Mind. 6 Monate bestanden mind. 3 der folgenden Kriterien

Die Kinder

  • 1. zappeln häufig mit Händen und Füßen oder winden sich auf den Sitzen
  • 2. verlassen ihren Platz im Klassenraum oder in anderen Situationen, in denen Sitzenbleiben erwartet wird
  • 3. laufen häufig herum oder klettern exzessiv in Situationen, in denen dies unpassend ist (bei Jugendlichen oder Erwachsenen entspricht dem möglicherweise nur ein Unruhegefühl)
  • 4. sind häufig unnötig laut beim Spielen oder haben Schwierigkeiten, sich ruhig mit Freizeitbeschäftigungen zu befassen
  • 5. zeigen ein anhaltendes Muster exzessiver motorischer Aktivitäten, die durch die soziale Umgebung oder Vorschriften nicht durchgreifend beeinflussbar sind.
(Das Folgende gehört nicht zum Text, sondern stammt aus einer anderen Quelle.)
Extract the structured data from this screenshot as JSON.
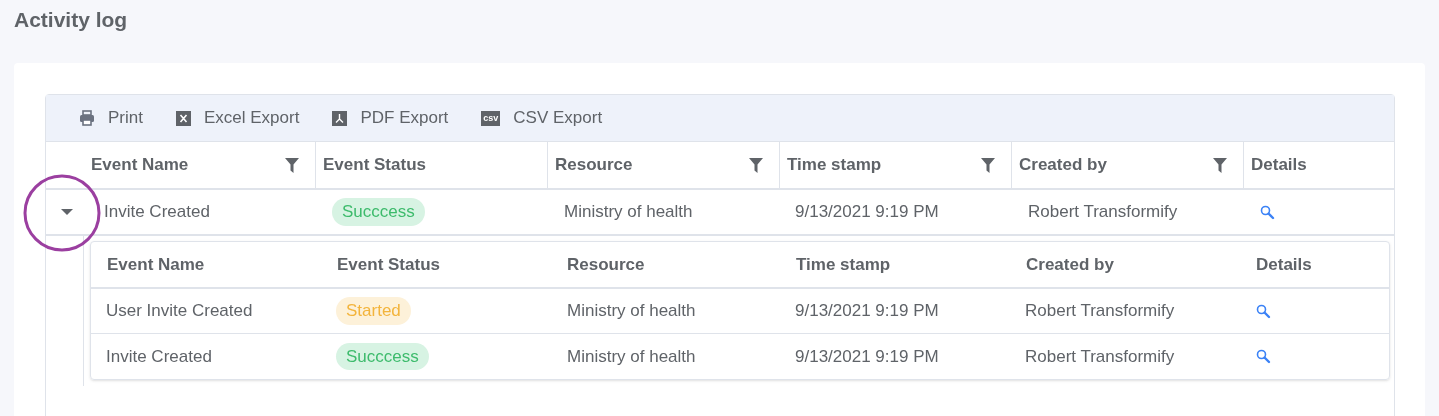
{
  "page_title": "Activity log",
  "toolbar": [
    {
      "kind": "print",
      "label": "Print"
    },
    {
      "kind": "excel",
      "label": "Excel Export"
    },
    {
      "kind": "pdf",
      "label": "PDF Export"
    },
    {
      "kind": "csv",
      "label": "CSV Export",
      "icon_text": "csv"
    }
  ],
  "table": {
    "columns": [
      {
        "label": "Event Name",
        "filterable": true
      },
      {
        "label": "Event Status",
        "filterable": false
      },
      {
        "label": "Resource",
        "filterable": true
      },
      {
        "label": "Time stamp",
        "filterable": true
      },
      {
        "label": "Created by",
        "filterable": true
      },
      {
        "label": "Details",
        "filterable": false
      }
    ],
    "rows": [
      {
        "event_name": "Invite Created",
        "status": {
          "label": "Succcess",
          "kind": "success"
        },
        "resource": "Ministry of health",
        "time_stamp": "9/13/2021 9:19 PM",
        "created_by": "Robert Transformify",
        "expanded": true,
        "highlighted": true,
        "detail": {
          "columns": [
            "Event Name",
            "Event Status",
            "Resource",
            "Time stamp",
            "Created by",
            "Details"
          ],
          "rows": [
            {
              "event_name": "User Invite Created",
              "status": {
                "label": "Started",
                "kind": "started"
              },
              "resource": "Ministry of health",
              "time_stamp": "9/13/2021 9:19 PM",
              "created_by": "Robert Transformify"
            },
            {
              "event_name": "Invite Created",
              "status": {
                "label": "Succcess",
                "kind": "success"
              },
              "resource": "Ministry of health",
              "time_stamp": "9/13/2021 9:19 PM",
              "created_by": "Robert Transformify"
            }
          ]
        }
      }
    ]
  }
}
Drittes Hauptkriterium: Impulsivität

Mind. 6 Monat bestanden mind. eines der folgenden Kriterien

Die Kinder

  • 1. platzen häufig mit der Antwort heraus, bevor die Fragen beendet sind
  • 2. können häufig nicht in einer Reihe warten oder warten, bis sie bei Spielen oder in Gruppensituationen an die Reihe kommen
  • 3. unterbrechen und stören andere häufig (z.B. mischen sie sich ins Gespräch oder Spiel anderer ein)
  • 4. reden häufig exzessiv, ohne angemessen auf soziale Beschränkungen zu reagieren
  • .

Zusatzkriterium: ‚Erstmaliges Auftreten’
Die Störung muss vor dem siebten Lebensjahr erstmalig aufgetreten sein

Zusatzkriterium: ‚Setting-Kriterium’
Die Störung muss situationsübergreifend d.h. in mehr als einem Setting (Familie, Schule, Untersuchungssituation) auftreten.

Zusatzkriterium: ‚Zeitstabilität’
Die Störung muss über mindestens sechs Monate bestehen.